Today’s Wonder of the Day was inspired by Ethan. Ethan Wonders, “How long have people been hunting for treasure?” Thanks for WONDERing with us, Ethan!
Parrot: *squawk!* Hey Monkey! Do you know what a pirate's favorite letter is?
Monkey: *sigh* Yes. That's an old one. It's arrrrrrgggghhhhhh.
Parrot: *squawk!* Nope! 'Tis the C!
We were in a hurry, so we chuckled and moved on. The whole rest of the day, though, we couldn't help thinking about pirates sailing the high seas.
Have you ever imagined what it would be like to check out an old book from the library and discover a map that leads to hidden treasures? If X marks the spot, wouldn't it be a grand adventure to hunt for the hidden treasure?
If you've always dreamed of hunting for hidden treasure, you don't need to wait for a treasure map to fall into your lap. All you need is a poem, a sense of adventure, and a lot of time to search the Rocky Mountains.
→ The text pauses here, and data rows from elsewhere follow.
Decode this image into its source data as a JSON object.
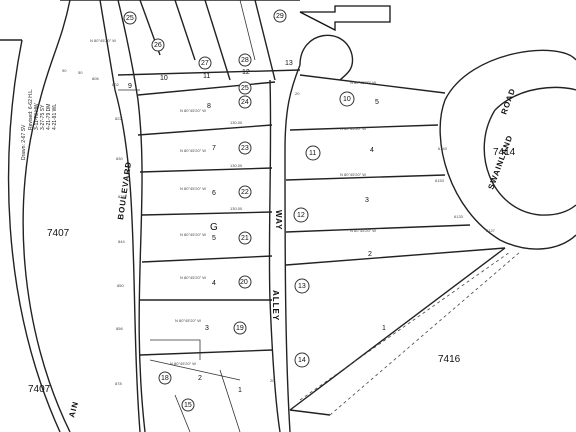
{
  "roads": {
    "boulevard": "BOULEVARD",
    "way": "WAY",
    "alley": "ALLEY",
    "swainland": "SWAINLAND",
    "road": "ROAD",
    "rain_partial": "AIN"
  },
  "blocks": {
    "b7407_top": "7407",
    "b7407_bottom": "7407",
    "b7414": "7414",
    "b7416": "7416",
    "g": "G"
  },
  "revision": [
    "Drawn: 2-67 SV",
    "Revised: 6-62 H.L.",
    "3-11-73 HW",
    "3-27-75 SY",
    "4-21-79 DM",
    "4-21-91 WL"
  ],
  "west_lots": [
    {
      "id": "lot-9",
      "lot": "9",
      "circle": "25"
    },
    {
      "id": "lot-8",
      "lot": "8",
      "circle": "24"
    },
    {
      "id": "lot-7",
      "lot": "7",
      "circle": "23"
    },
    {
      "id": "lot-6",
      "lot": "6",
      "circle": "22"
    },
    {
      "id": "lot-5",
      "lot": "5",
      "circle": "21"
    },
    {
      "id": "lot-4",
      "lot": "4",
      "circle": "20"
    },
    {
      "id": "lot-3",
      "lot": "3",
      "circle": "19"
    },
    {
      "id": "lot-2",
      "lot": "2",
      "circle": "18"
    },
    {
      "id": "lot-1",
      "lot": "1",
      "circle": "15"
    }
  ],
  "north_lots": [
    {
      "id": "lot-11",
      "lot": "11",
      "circle": "27"
    },
    {
      "id": "lot-12",
      "lot": "12",
      "circle": "28"
    },
    {
      "id": "lot-13",
      "lot": "13",
      "circle": "29"
    },
    {
      "id": "lot-10",
      "lot": "10",
      "circle": "26"
    },
    {
      "id": "lot-top",
      "lot": "",
      "circle": "25"
    }
  ],
  "east_lots": [
    {
      "id": "lot-e5",
      "lot": "5",
      "circle": "10"
    },
    {
      "id": "lot-e4",
      "lot": "4",
      "circle": "11"
    },
    {
      "id": "lot-e3",
      "lot": "3",
      "circle": "12"
    },
    {
      "id": "lot-e2",
      "lot": "2",
      "circle": "13"
    },
    {
      "id": "lot-e1",
      "lot": "1",
      "circle": "14"
    }
  ],
  "frontage": {
    "f1": "822",
    "f2": "830",
    "f3": "838",
    "f4": "844",
    "f5": "850",
    "f6": "856",
    "f7": "878",
    "f8": "806",
    "f9": "802",
    "f10": "90",
    "f11": "50",
    "e1": "6143",
    "e2": "6153",
    "e3": "6133",
    "e4": "6127",
    "e5": "20",
    "e6": "20"
  },
  "bearings": {
    "b1": "N 80°45'20\" W",
    "b2": "N 80°45'20\" W",
    "b3": "N 80°45'20\" W",
    "b4": "N 80°45'20\" W",
    "b5": "N 80°45'20\" W",
    "b6": "N 80°45'20\" W",
    "b7": "N 80°45'20\" W",
    "b8": "N 80°45'20\" W",
    "e1": "N 80°45'20\" W",
    "e2": "N 80°45'20\" W",
    "e3": "N 80°45'20\" W",
    "e4": "N 80°45'20\" W",
    "d1": "130.00",
    "d2": "130.00",
    "d3": "130.00"
  },
  "arrow": ""
}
In 2010, Forrest Fenn, an eccentric millionaire and retired art and antiquities dealer from Santa Fe, New Mexico, hid a secret treasure chest somewhere in the Rocky Mountains. He had just survived a battle with cancer and wanted to leave a legacy that would inspire and bring hope to others.
He bought a small antique bronze chest and filled it with a variety of treasures: gold coins and nuggets, jade carvings, rubies, emeralds, sapphires, diamonds, a turquoise bracelet, and other valuables and artifacts. Experts estimate the contents of the chest could be worth as much as $2 million.
Fenn then hid the chest somewhere "in the Rocky Mountains north of Santa Fe." That wouldn't be much to go on, so Fenn self-published a memoir that tells the story of the treasure and contains a poem, The Thrill of the Chase, that provides nine cryptic clues about the whereabouts of the hidden treasure.
Fenn has also provided a few additional clues over the years via a website dedicated to the hunt for Fenn's treasure. For example, it's hidden above 1,500 meters in elevation. It's not associated with any manmade structure, and it's not in a cemetery. It's also not in Utah or Idaho.
That leaves millions of acres of public lands throughout the Rocky Mountains to search. Fenn says it's not in a dangerous place. He claims it's somewhere you could take your kids, but it's also not likely to be found accidentally.
Curious yet? So are others. Thousands of others. Fenn estimates over 65,000 people have joined the search for his hidden treasure. Sadly, hunting hidden treasure isn't without its dangers. Despite Fenn's hints and admonitions, at least four people have died searching for the treasure, which — as far as Fenn knows — remains unfound still.